Charles_Yeomans · September 15, 2015, 5:12pm

[quote=213630:@William James]I am in the process of optimizing an arbitrary precision integer class in Xojo and have determined that vast vast majority of the time was being spent creating and destroying class objects. I am refactoring to code to maximize the reuse of class objects and memory blocks and have already cut the processing time by more than 50%. But in the process of doing this I have run into something I can’t explain and maybe someone with a better understanding of Xojo internals can provide some insight.

An arbitrary precision object in my class has three properties:

Name Type Meaning

sign Int64 sign of integer (-1 for negative, 0 for zero, 1 for positive)
digits mutablememoryblock holds the bits of the integer, concatenation of unsigned 64 bit words
used Int64 how many 64 bits words in memoryblock is currently in use

The default constructor sets the sign value and used value to zero and does not create the memoryblock (i.e. a zero value).

Now in my pursuit of maximizing the reuse of objects I am trying to create a fast copy method when two objects already exist.

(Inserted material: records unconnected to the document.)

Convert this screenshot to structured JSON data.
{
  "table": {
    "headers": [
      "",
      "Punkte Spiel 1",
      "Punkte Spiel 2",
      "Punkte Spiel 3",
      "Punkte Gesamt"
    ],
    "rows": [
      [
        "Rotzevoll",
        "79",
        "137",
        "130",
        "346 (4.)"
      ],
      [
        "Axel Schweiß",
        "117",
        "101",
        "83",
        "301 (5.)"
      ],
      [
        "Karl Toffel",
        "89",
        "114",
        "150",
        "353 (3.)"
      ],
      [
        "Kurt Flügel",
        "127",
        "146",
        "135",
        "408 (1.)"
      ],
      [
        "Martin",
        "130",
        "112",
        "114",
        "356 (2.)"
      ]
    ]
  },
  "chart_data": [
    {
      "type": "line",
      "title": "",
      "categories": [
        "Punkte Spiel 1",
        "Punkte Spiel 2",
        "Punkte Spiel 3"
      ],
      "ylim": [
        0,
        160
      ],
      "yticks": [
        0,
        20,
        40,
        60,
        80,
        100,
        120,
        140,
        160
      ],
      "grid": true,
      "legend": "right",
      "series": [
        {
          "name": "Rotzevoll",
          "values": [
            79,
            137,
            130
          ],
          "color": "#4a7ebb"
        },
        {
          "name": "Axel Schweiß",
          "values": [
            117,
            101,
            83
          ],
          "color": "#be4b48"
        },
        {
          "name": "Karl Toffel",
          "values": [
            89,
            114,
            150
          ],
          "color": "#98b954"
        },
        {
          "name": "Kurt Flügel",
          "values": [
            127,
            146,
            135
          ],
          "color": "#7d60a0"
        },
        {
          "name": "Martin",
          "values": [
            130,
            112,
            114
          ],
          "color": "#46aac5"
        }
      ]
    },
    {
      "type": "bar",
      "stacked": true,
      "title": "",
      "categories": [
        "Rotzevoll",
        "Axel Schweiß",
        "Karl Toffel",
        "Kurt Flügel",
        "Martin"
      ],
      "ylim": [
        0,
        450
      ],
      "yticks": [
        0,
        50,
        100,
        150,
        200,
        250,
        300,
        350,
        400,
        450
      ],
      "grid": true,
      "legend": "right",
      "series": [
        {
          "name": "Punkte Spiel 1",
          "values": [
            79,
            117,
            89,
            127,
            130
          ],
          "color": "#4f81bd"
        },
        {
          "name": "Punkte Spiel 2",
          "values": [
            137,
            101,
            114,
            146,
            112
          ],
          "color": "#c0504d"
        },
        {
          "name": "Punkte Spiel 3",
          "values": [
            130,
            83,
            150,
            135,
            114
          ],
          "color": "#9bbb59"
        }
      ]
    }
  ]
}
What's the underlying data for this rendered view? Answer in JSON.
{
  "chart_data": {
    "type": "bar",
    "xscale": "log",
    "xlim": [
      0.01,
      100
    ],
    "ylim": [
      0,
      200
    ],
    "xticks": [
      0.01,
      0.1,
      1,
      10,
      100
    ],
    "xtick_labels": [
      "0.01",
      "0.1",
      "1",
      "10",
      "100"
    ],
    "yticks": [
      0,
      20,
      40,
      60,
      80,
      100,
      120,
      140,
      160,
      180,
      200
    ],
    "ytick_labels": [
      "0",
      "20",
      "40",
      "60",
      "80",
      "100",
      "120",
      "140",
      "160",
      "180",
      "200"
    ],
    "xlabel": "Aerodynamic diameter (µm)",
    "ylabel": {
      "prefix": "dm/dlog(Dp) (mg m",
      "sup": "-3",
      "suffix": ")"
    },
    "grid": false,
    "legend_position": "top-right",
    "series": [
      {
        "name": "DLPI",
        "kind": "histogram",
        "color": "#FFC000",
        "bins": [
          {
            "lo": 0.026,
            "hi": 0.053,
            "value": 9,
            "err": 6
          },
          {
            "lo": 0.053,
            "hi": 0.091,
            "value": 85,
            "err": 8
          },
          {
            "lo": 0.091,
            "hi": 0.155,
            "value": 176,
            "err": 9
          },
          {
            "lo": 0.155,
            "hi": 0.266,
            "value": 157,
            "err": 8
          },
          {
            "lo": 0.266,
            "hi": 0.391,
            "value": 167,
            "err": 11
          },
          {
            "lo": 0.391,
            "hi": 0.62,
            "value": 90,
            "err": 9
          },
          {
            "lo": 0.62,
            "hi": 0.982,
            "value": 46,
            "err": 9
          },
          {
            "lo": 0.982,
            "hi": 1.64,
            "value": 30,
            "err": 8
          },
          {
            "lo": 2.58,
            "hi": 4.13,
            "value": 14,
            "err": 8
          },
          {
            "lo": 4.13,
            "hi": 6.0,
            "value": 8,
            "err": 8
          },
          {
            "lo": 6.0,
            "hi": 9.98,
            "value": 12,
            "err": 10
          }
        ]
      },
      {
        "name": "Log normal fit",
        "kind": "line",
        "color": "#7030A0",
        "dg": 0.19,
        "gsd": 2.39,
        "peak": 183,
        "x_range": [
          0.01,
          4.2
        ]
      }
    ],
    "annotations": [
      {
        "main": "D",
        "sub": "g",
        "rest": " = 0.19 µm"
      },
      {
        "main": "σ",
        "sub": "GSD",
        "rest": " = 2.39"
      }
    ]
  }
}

In other words copy objA to objB. So I thought that the best way to do this would be to do the following which overwrites the second object:
[/quote]

A much faster approach would be to declare and use the C function memcpy to copy the contents of objA to objB.

William_James · September 15, 2015, 5:28pm

For larger memory blocks, I’m sure that using memcpy would be faster. I am currently copying the used portion of the memoryblock using pointers in a loop in Xojo. For the particular test case that I am benchmarking the memory blocks are typically very small (16 bytes) so the overhead of the declare would not be worth it in this case.

Charles_Yeomans · September 15, 2015, 5:40pm

I’ve done a lot of this sort of coding in xojo. You might actually test and see.